DETAILED DESCRIPTION OF THE DRAWINGS
Audio compression seeks to replace repetitive portions in the audio
input with simpler data. Silence is an excellent example of when
audio compression can be effectively used without a loss of input
information. As discussed above, the G.723.1 standard replaces
frames of silence with a continuous string of four byte
representations. The present invention improves on this standard by
replacing frames of silence with a single output byte. This byte is
the final output until speech is detected and regular encoding
begins again.
FIG. 1 is a flow chart 10 of the encoding scheme. Audio is input 12
into an encoder. The signal is analyzed 14 to determine if a frame
of the audio contains speech or silence. The frame can be any
duration. Under existing standards, the frame is typically 30 msec
in duration. If the signal contains speech 16, then the signal will
be encoded 18 as normal. This results in a twenty to twenty-four
byte output under the G.723.1 standard.
Silence has its own spectral characteristics, which if detected
will result in a four byte output under the existing standard. If
the signal contains silence 20, the next encoded output will be a
single byte representing the silence. If the next frame is silence,
no output is generated. In one embodiment, the first frame of
silence is encoded with the standard four byte representation,
followed by a one byte representation, followed by no output. In
another embodiment, the first frame of silence is encoded with a
single byte output, with each following frame of silence generating
no output. Whether the last frame contained silence or sound, the
audio input is monitored for the next speech signal 24.

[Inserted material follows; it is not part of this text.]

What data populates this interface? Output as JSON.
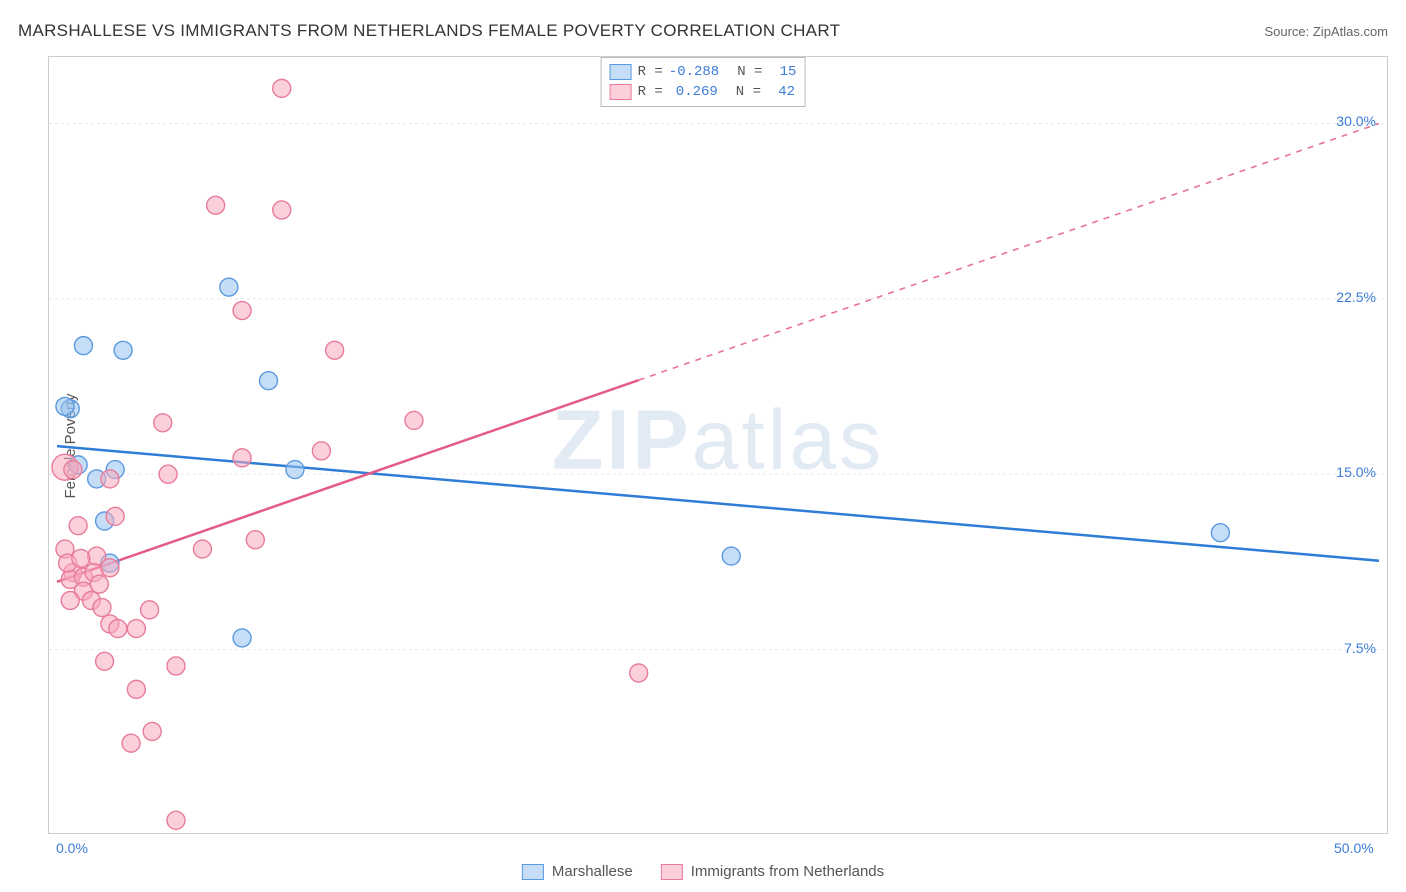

The compressed data from the encoder is then conveyed along a
transmission means to a receiver. If the last signal received 32 is
the one byte silence representation, then the receiver can repeat
34 that representation to the decoder. The decoder will continue to
receive the receiver's output even though no compressed data is
provided by the encoder during the duration of the silence. The
decoder will decompress the data 36. The decompressed data can then
be converted 38 into an analog signal by a digital to analog
converter. The decompressed analog data can now be output 40 to a
speaker or other suitable device.
It will be appreciated that the detailed disclosure has been
presented by way of example only and is not intended to be
limiting. Various alterations, modifications and improvements will
readily occur to those skilled in the art and may be practiced
without departing from the spirit and scope of the invention. The
invention is limited only as required by the following claims and
equivalents thereto.
* * * * *